“I have discovered this principle of life—that when I want to do what is right, I inevitably do what is wrong.”
Does this mean that change is not possible? No, not at all, but it does mean that it takes a lot of effort and patience.
One of the first things that we as counselors try to get new couples in our counseling room to understand is how counter-productive it is to hold their partner’s change as their primary goal. We may well agree that their partner needs to change, but we are all powerless to effect that change. A spouse can influence, plead, cajole and try to manipulate or motivate their mate, but ultimately the transformation must come from within the other person.

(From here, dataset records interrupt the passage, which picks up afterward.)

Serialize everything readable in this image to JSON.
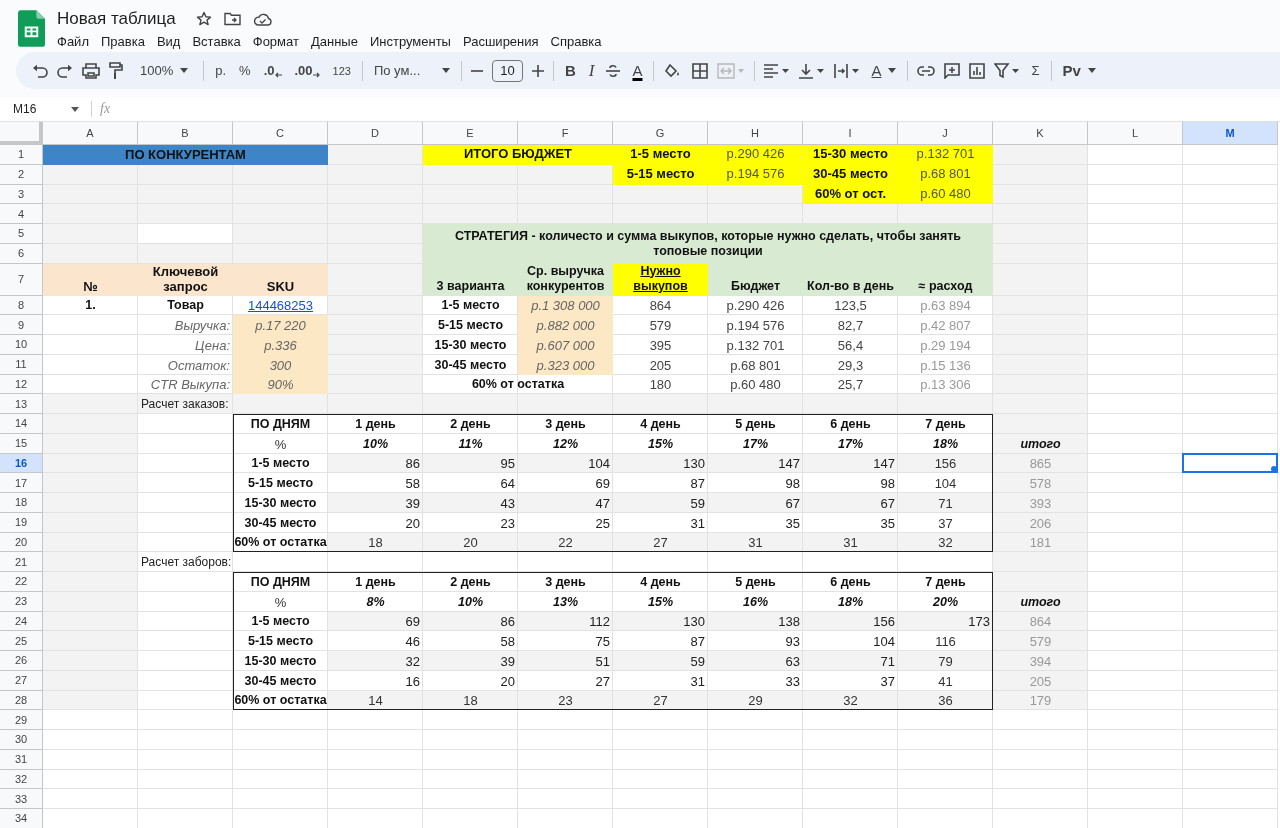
{
  "document": {
    "title": "Новая таблица"
  },
  "menu": [
    "Файл",
    "Правка",
    "Вид",
    "Вставка",
    "Формат",
    "Данные",
    "Инструменты",
    "Расширения",
    "Справка"
  ],
  "toolbar": {
    "zoom": "100%",
    "currency": "р.",
    "percent": "%",
    "decimals_decrease": ".0",
    "decimals_increase": ".00",
    "format": "123",
    "font": "По ум...",
    "font_size": "10",
    "bold": "B",
    "italic": "I",
    "text_color": "A",
    "text_rotation": "A",
    "merge_disabled": true,
    "functions": "Σ",
    "input_tools": "Рv"
  },
  "formula_bar": {
    "name_box": "M16",
    "fx": "fx"
  },
  "sheet": {
    "columns": [
      {
        "label": "A",
        "selected": false
      },
      {
        "label": "B",
        "selected": false
      },
      {
        "label": "C",
        "selected": false
      },
      {
        "label": "D",
        "selected": false
      },
      {
        "label": "E",
        "selected": false
      },
      {
        "label": "F",
        "selected": false
      },
      {
        "label": "G",
        "selected": false
      },
      {
        "label": "H",
        "selected": false
      },
      {
        "label": "I",
        "selected": false
      },
      {
        "label": "J",
        "selected": false
      },
      {
        "label": "K",
        "selected": false
      },
      {
        "label": "L",
        "selected": false
      },
      {
        "label": "M",
        "selected": true
      }
    ],
    "rows": [
      {
        "label": "1",
        "selected": false,
        "cells": [
          {
            "text": "ПО КОНКУРЕНТАМ",
            "kind": "banner"
          },
          {
            "text": "ИТОГО БЮДЖЕТ",
            "kind": "flag"
          },
          {
            "text": "1-5 место",
            "kind": "flag"
          },
          {
            "text": "р.290 426",
            "kind": "flagvalue"
          },
          {
            "text": "15-30 место",
            "kind": "flag"
          },
          {
            "text": "р.132 701",
            "kind": "flagvalue"
          }
        ]
      },
      {
        "label": "2",
        "selected": false,
        "cells": [
          {
            "text": "5-15 место",
            "kind": "flag"
          },
          {
            "text": "р.194 576",
            "kind": "flagvalue"
          },
          {
            "text": "30-45 место",
            "kind": "flag"
          },
          {
            "text": "р.68 801",
            "kind": "flagvalue"
          }
        ]
      },
      {
        "label": "3",
        "selected": false,
        "cells": [
          {
            "text": "60% от ост.",
            "kind": "flag"
          },
          {
            "text": "р.60 480",
            "kind": "flagvalue"
          }
        ]
      },
      {
        "label": "4",
        "selected": false
      },
      {
        "label": "5",
        "selected": false,
        "cells": [
          {
            "text": "СТРАТЕГИЯ - количесто и сумма выкупов, которые нужно сделать, чтобы занять топовые позиции",
            "kind": "greentitle"
          }
        ]
      },
      {
        "label": "6",
        "selected": false
      },
      {
        "label": "7",
        "selected": false,
        "cells": [
          {
            "text": "№",
            "kind": "peachhead"
          },
          {
            "text": "Ключевой запрос",
            "kind": "peachhead"
          },
          {
            "text": "SKU",
            "kind": "peachhead"
          },
          {
            "text": "3 варианта",
            "kind": "greenhead"
          },
          {
            "text": "Ср. выручка конкурентов",
            "kind": "greenhead"
          },
          {
            "text": "Нужно выкупов",
            "kind": "flaghead"
          },
          {
            "text": "Бюджет",
            "kind": "greenhead"
          },
          {
            "text": "Кол-во в день",
            "kind": "greenhead"
          },
          {
            "text": "≈ расход",
            "kind": "greenhead"
          }
        ]
      },
      {
        "label": "8",
        "selected": false,
        "cells": [
          {
            "text": "1.",
            "kind": "bold"
          },
          {
            "text": "Товар",
            "kind": "bold"
          },
          {
            "text": "144468253",
            "kind": "link"
          },
          {
            "text": "1-5 место",
            "kind": "bold"
          },
          {
            "text": "р.1 308 000",
            "kind": "input"
          },
          {
            "text": "864",
            "kind": "value"
          },
          {
            "text": "р.290 426",
            "kind": "value"
          },
          {
            "text": "123,5",
            "kind": "value"
          },
          {
            "text": "р.63 894",
            "kind": "muted"
          }
        ]
      },
      {
        "label": "9",
        "selected": false,
        "cells": [
          {
            "text": "Выручка:",
            "kind": "fieldlabel"
          },
          {
            "text": "р.17 220",
            "kind": "input"
          },
          {
            "text": "5-15 место",
            "kind": "bold"
          },
          {
            "text": "р.882 000",
            "kind": "input"
          },
          {
            "text": "579",
            "kind": "value"
          },
          {
            "text": "р.194 576",
            "kind": "value"
          },
          {
            "text": "82,7",
            "kind": "value"
          },
          {
            "text": "р.42 807",
            "kind": "muted"
          }
        ]
      },
      {
        "label": "10",
        "selected": false,
        "cells": [
          {
            "text": "Цена:",
            "kind": "fieldlabel"
          },
          {
            "text": "р.336",
            "kind": "input"
          },
          {
            "text": "15-30 место",
            "kind": "bold"
          },
          {
            "text": "р.607 000",
            "kind": "input"
          },
          {
            "text": "395",
            "kind": "value"
          },
          {
            "text": "р.132 701",
            "kind": "value"
          },
          {
            "text": "56,4",
            "kind": "value"
          },
          {
            "text": "р.29 194",
            "kind": "muted"
          }
        ]
      },
      {
        "label": "11",
        "selected": false,
        "cells": [
          {
            "text": "Остаток:",
            "kind": "fieldlabel"
          },
          {
            "text": "300",
            "kind": "input"
          },
          {
            "text": "30-45 место",
            "kind": "bold"
          },
          {
            "text": "р.323 000",
            "kind": "input"
          },
          {
            "text": "205",
            "kind": "value"
          },
          {
            "text": "р.68 801",
            "kind": "value"
          },
          {
            "text": "29,3",
            "kind": "value"
          },
          {
            "text": "р.15 136",
            "kind": "muted"
          }
        ]
      },
      {
        "label": "12",
        "selected": false,
        "cells": [
          {
            "text": "CTR Выкупа:",
            "kind": "fieldlabel"
          },
          {
            "text": "90%",
            "kind": "input"
          },
          {
            "text": "60% от остатка",
            "kind": "bold"
          },
          {
            "text": "180",
            "kind": "value"
          },
          {
            "text": "р.60 480",
            "kind": "value"
          },
          {
            "text": "25,7",
            "kind": "value"
          },
          {
            "text": "р.13 306",
            "kind": "muted"
          }
        ]
      },
      {
        "label": "13",
        "selected": false,
        "cells": [
          {
            "text": "Расчет заказов:",
            "kind": "note"
          }
        ]
      },
      {
        "label": "14",
        "selected": false,
        "cells": [
          {
            "text": "ПО ДНЯМ",
            "kind": "bold"
          },
          {
            "text": "1 день",
            "kind": "bold"
          },
          {
            "text": "2 день",
            "kind": "bold"
          },
          {
            "text": "3 день",
            "kind": "bold"
          },
          {
            "text": "4 день",
            "kind": "bold"
          },
          {
            "text": "5 день",
            "kind": "bold"
          },
          {
            "text": "6 день",
            "kind": "bold"
          },
          {
            "text": "7 день",
            "kind": "bold"
          }
        ]
      },
      {
        "label": "15",
        "selected": false,
        "cells": [
          {
            "text": "%",
            "kind": "centered"
          },
          {
            "text": "10%",
            "kind": "percent"
          },
          {
            "text": "11%",
            "kind": "percent"
          },
          {
            "text": "12%",
            "kind": "percent"
          },
          {
            "text": "15%",
            "kind": "percent"
          },
          {
            "text": "17%",
            "kind": "percent"
          },
          {
            "text": "17%",
            "kind": "percent"
          },
          {
            "text": "18%",
            "kind": "percent"
          },
          {
            "text": "итого",
            "kind": "total"
          }
        ]
      },
      {
        "label": "16",
        "selected": true,
        "cells": [
          {
            "text": "1-5 место",
            "kind": "bold"
          },
          {
            "text": "86",
            "kind": "number"
          },
          {
            "text": "95",
            "kind": "number"
          },
          {
            "text": "104",
            "kind": "number"
          },
          {
            "text": "130",
            "kind": "number"
          },
          {
            "text": "147",
            "kind": "number"
          },
          {
            "text": "147",
            "kind": "number"
          },
          {
            "text": "156",
            "kind": "centered"
          },
          {
            "text": "865",
            "kind": "muted"
          }
        ]
      },
      {
        "label": "17",
        "selected": false,
        "cells": [
          {
            "text": "5-15 место",
            "kind": "bold"
          },
          {
            "text": "58",
            "kind": "number"
          },
          {
            "text": "64",
            "kind": "number"
          },
          {
            "text": "69",
            "kind": "number"
          },
          {
            "text": "87",
            "kind": "number"
          },
          {
            "text": "98",
            "kind": "number"
          },
          {
            "text": "98",
            "kind": "number"
          },
          {
            "text": "104",
            "kind": "centered"
          },
          {
            "text": "578",
            "kind": "muted"
          }
        ]
      },
      {
        "label": "18",
        "selected": false,
        "cells": [
          {
            "text": "15-30 место",
            "kind": "bold"
          },
          {
            "text": "39",
            "kind": "number"
          },
          {
            "text": "43",
            "kind": "number"
          },
          {
            "text": "47",
            "kind": "number"
          },
          {
            "text": "59",
            "kind": "number"
          },
          {
            "text": "67",
            "kind": "number"
          },
          {
            "text": "67",
            "kind": "number"
          },
          {
            "text": "71",
            "kind": "centered"
          },
          {
            "text": "393",
            "kind": "muted"
          }
        ]
      },
      {
        "label": "19",
        "selected": false,
        "cells": [
          {
            "text": "30-45 место",
            "kind": "bold"
          },
          {
            "text": "20",
            "kind": "number"
          },
          {
            "text": "23",
            "kind": "number"
          },
          {
            "text": "25",
            "kind": "number"
          },
          {
            "text": "31",
            "kind": "number"
          },
          {
            "text": "35",
            "kind": "number"
          },
          {
            "text": "35",
            "kind": "number"
          },
          {
            "text": "37",
            "kind": "centered"
          },
          {
            "text": "206",
            "kind": "muted"
          }
        ]
      },
      {
        "label": "20",
        "selected": false,
        "cells": [
          {
            "text": "60% от остатка",
            "kind": "bold"
          },
          {
            "text": "18",
            "kind": "centered"
          },
          {
            "text": "20",
            "kind": "centered"
          },
          {
            "text": "22",
            "kind": "centered"
          },
          {
            "text": "27",
            "kind": "centered"
          },
          {
            "text": "31",
            "kind": "centered"
          },
          {
            "text": "31",
            "kind": "centered"
          },
          {
            "text": "32",
            "kind": "centered"
          },
          {
            "text": "181",
            "kind": "muted"
          }
        ]
      },
      {
        "label": "21",
        "selected": false,
        "cells": [
          {
            "text": "Расчет заборов:",
            "kind": "note"
          }
        ]
      },
      {
        "label": "22",
        "selected": false,
        "cells": [
          {
            "text": "ПО ДНЯМ",
            "kind": "bold"
          },
          {
            "text": "1 день",
            "kind": "bold"
          },
          {
            "text": "2 день",
            "kind": "bold"
          },
          {
            "text": "3 день",
            "kind": "bold"
          },
          {
            "text": "4 день",
            "kind": "bold"
          },
          {
            "text": "5 день",
            "kind": "bold"
          },
          {
            "text": "6 день",
            "kind": "bold"
          },
          {
            "text": "7 день",
            "kind": "bold"
          }
        ]
      },
      {
        "label": "23",
        "selected": false,
        "cells": [
          {
            "text": "%",
            "kind": "centered"
          },
          {
            "text": "8%",
            "kind": "percent"
          },
          {
            "text": "10%",
            "kind": "percent"
          },
          {
            "text": "13%",
            "kind": "percent"
          },
          {
            "text": "15%",
            "kind": "percent"
          },
          {
            "text": "16%",
            "kind": "percent"
          },
          {
            "text": "18%",
            "kind": "percent"
          },
          {
            "text": "20%",
            "kind": "percent"
          },
          {
            "text": "итого",
            "kind": "total"
          }
        ]
      },
      {
        "label": "24",
        "selected": false,
        "cells": [
          {
            "text": "1-5 место",
            "kind": "bold"
          },
          {
            "text": "69",
            "kind": "number"
          },
          {
            "text": "86",
            "kind": "number"
          },
          {
            "text": "112",
            "kind": "number"
          },
          {
            "text": "130",
            "kind": "number"
          },
          {
            "text": "138",
            "kind": "number"
          },
          {
            "text": "156",
            "kind": "number"
          },
          {
            "text": "173",
            "kind": "number"
          },
          {
            "text": "864",
            "kind": "muted"
          }
        ]
      },
      {
        "label": "25",
        "selected": false,
        "cells": [
          {
            "text": "5-15 место",
            "kind": "bold"
          },
          {
            "text": "46",
            "kind": "number"
          },
          {
            "text": "58",
            "kind": "number"
          },
          {
            "text": "75",
            "kind": "number"
          },
          {
            "text": "87",
            "kind": "number"
          },
          {
            "text": "93",
            "kind": "number"
          },
          {
            "text": "104",
            "kind": "number"
          },
          {
            "text": "116",
            "kind": "centered"
          },
          {
            "text": "579",
            "kind": "muted"
          }
        ]
      },
      {
        "label": "26",
        "selected": false,
        "cells": [
          {
            "text": "15-30 место",
            "kind": "bold"
          },
          {
            "text": "32",
            "kind": "number"
          },
          {
            "text": "39",
            "kind": "number"
          },
          {
            "text": "51",
            "kind": "number"
          },
          {
            "text": "59",
            "kind": "number"
          },
          {
            "text": "63",
            "kind": "number"
          },
          {
            "text": "71",
            "kind": "number"
          },
          {
            "text": "79",
            "kind": "centered"
          },
          {
            "text": "394",
            "kind": "muted"
          }
        ]
      },
      {
        "label": "27",
        "selected": false,
        "cells": [
          {
            "text": "30-45 место",
            "kind": "bold"
          },
          {
            "text": "16",
            "kind": "number"
          },
          {
            "text": "20",
            "kind": "number"
          },
          {
            "text": "27",
            "kind": "number"
          },
          {
            "text": "31",
            "kind": "number"
          },
          {
            "text": "33",
            "kind": "number"
          },
          {
            "text": "37",
            "kind": "number"
          },
          {
            "text": "41",
            "kind": "centered"
          },
          {
            "text": "205",
            "kind": "muted"
          }
        ]
      },
      {
        "label": "28",
        "selected": false,
        "cells": [
          {
            "text": "60% от остатка",
            "kind": "bold"
          },
          {
            "text": "14",
            "kind": "centered"
          },
          {
            "text": "18",
            "kind": "centered"
          },
          {
            "text": "23",
            "kind": "centered"
          },
          {
            "text": "27",
            "kind": "centered"
          },
          {
            "text": "29",
            "kind": "centered"
          },
          {
            "text": "32",
            "kind": "centered"
          },
          {
            "text": "36",
            "kind": "centered"
          },
          {
            "text": "179",
            "kind": "muted"
          }
        ]
      },
      {
        "label": "29",
        "selected": false
      },
      {
        "label": "30",
        "selected": false
      },
      {
        "label": "31",
        "selected": false
      },
      {
        "label": "32",
        "selected": false
      },
      {
        "label": "33",
        "selected": false
      },
      {
        "label": "34",
        "selected": false
      }
    ]
  }
}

That does not mean that you are powerless. It just means that you are incapable of changing them. What you are able to do, however, is change yourself in relation to the other person. When you do this, your partner will have to deal with the ‘new you’ in this relationship.
For example, if one of your bad habits as a couple is getting into shouting arguments and hurling hurtful words at each other, then you can make a personal commitment to stop shouting back and retaliating. It will not be easy – but the interactions will be different. It’s hard to have a one-way fight.
Jesus said it well: "Why do you look at the speck of sawdust in your brother's eye and pay no attention to the plank in your own eye?”
Even if the situation is reversed and you are only 20% of the problem, you can still clean up your side of the street.
It is somewhat uncommon that one person in a relationship will change while the other remains the same. It is also risky for the person not willing to grow. They will remain emotionally stuck while their partner continues to mature and the gulf between them will increase, putting the relationship in further jeopardy.
But because change is difficult, you must have patience and consideration for both your partner and yourself. Encouragement and forgiveness must accompany the setting and keeping of healthy boundaries.